The nonsingularity hypothesis is a simplification rather than a true necessity. If $X$ is nonsingular, then every first-order family is locally trivial, thus, by the Kodaira-Spencer equivalence the set of all first-order families for $X$ is parametrized by $H^1(X, \mathscr T_X)$. Moreover, the obstruction calculus is simplified, since the set of (small) liftings of a family for $X$ has a transitive $H^1(X,\mathscr T_X)$-action, which Sernesi takes advantage of to prove this theorem.
In the general case, not all first-order families for $X$ are locally trivial, and this is captured in the following comparison sequence: $$0\to H^1(X,\mathscr T_X)\to \mathsf D_X(D)\to H^0(X,\mathscr T^1_X)\to H^2(X,\mathscr T_X)$$ where I've denoted the set of all first-order families for $X$ by $\mathsf D_X(D)$. In fact, Hartshorne's "Deformation Theory" extends this comparison sequence to the following sequence, for any local artinian ring $R$, useful for this lifting problem (Thm 10.2(b)): $$0\to H^1(X,\mathscr T_X)\to \mathsf E(\mathcal X/R)\to H^0(X,\mathscr T^1_X)\to H^2(X,\mathscr T_X)$$ where $\mathsf E(\mathcal X/R)$ is the set of liftings of a chosen family $\mathcal X\to\operatorname{Spec}(R)$ for $X$ (actually, his version is slightly more general than this). Since $\mathscr T^1_X$ is supported on the singular locus of $X$, the nonsingularity hypothesis above simply ensures that $\mathscr T^1_X = 0$, so that $H^1(X,\mathscr T_X) = \mathsf E(\mathcal X/R)$. Thus, $X$ is rigid iff $H^1(X,\mathscr T_X)=0$ since all liftings are trivial, which is what Sernesi's proof boils down to. However in the general case, the theorem is something like the following:
$X$ is rigid iff $H^1(X,\mathscr T_X)=0$ and the obstruction map $H^0(X,\mathscr T^1_X)\to H^2(X,\mathscr T_X)$ is injective.

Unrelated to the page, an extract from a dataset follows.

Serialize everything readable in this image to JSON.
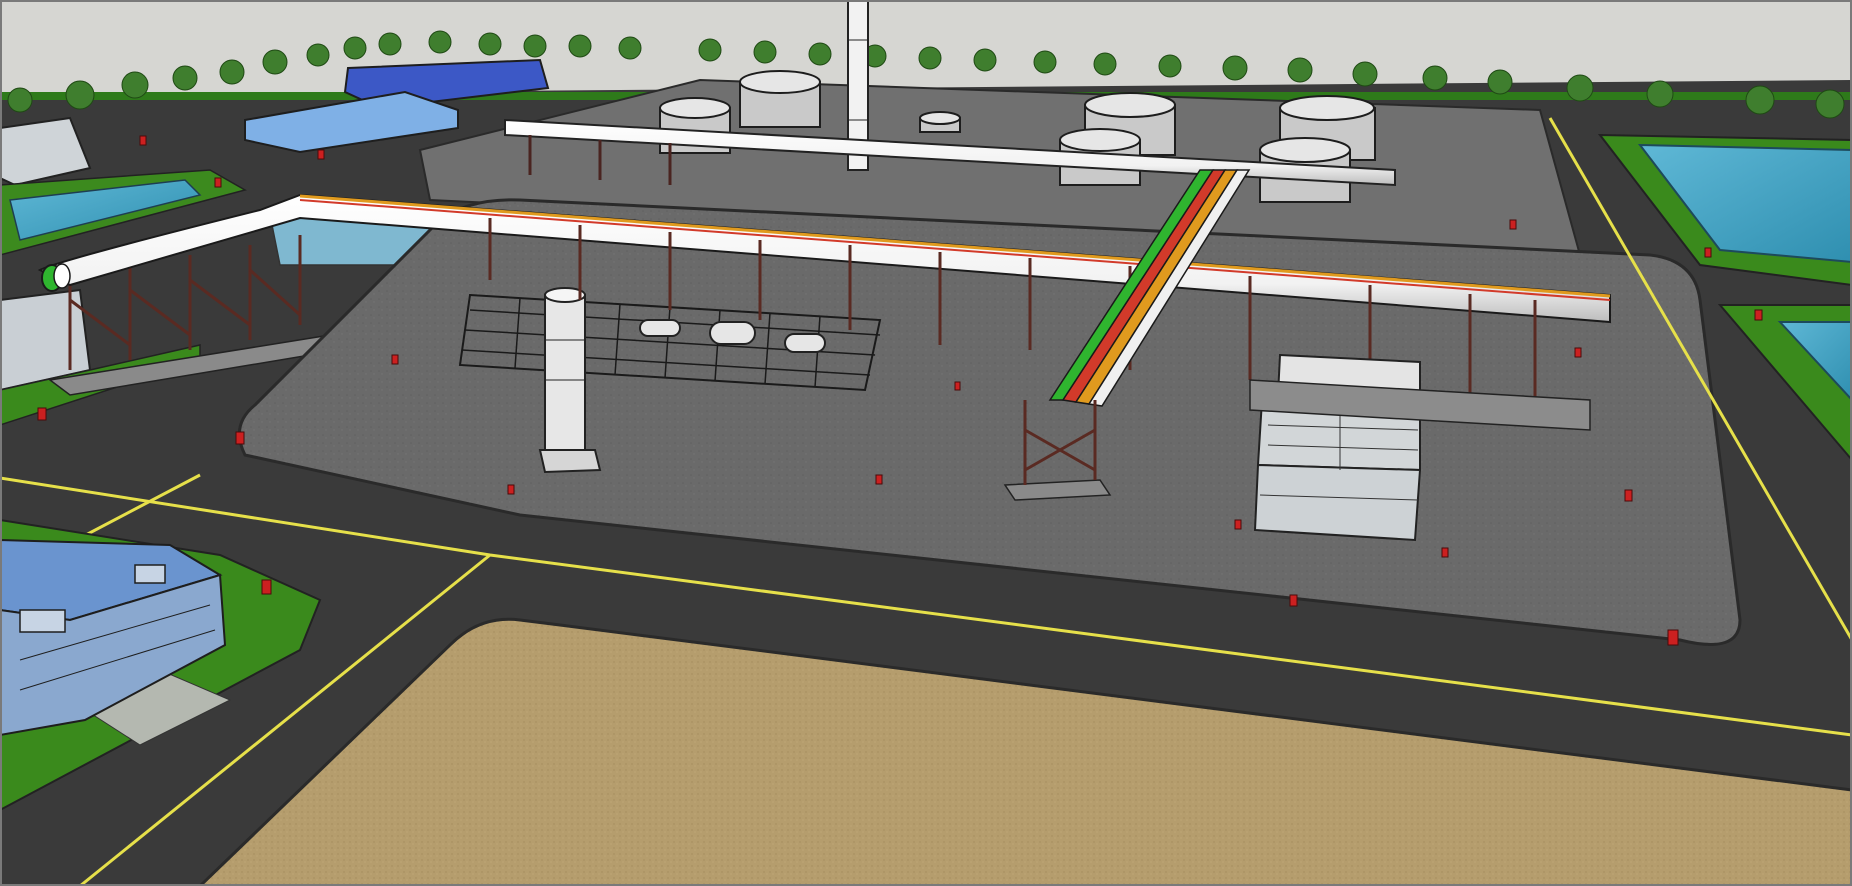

Now to answer your question. Suppose that $X$ has no nontrivial family over $D$. This means that $\mathsf D_X(D)=0$. By the first-order comparison sequence, this says exactly that $H^1(X,\mathscr T_X) = 0$ and $H^0(X,\mathscr T^1_X)\to H^2(X,\mathscr T_X)$ is injective, so that there is never a nontrivial lifting of any family for $X$ over any artinian local ring. Thus, $X$ is rigid.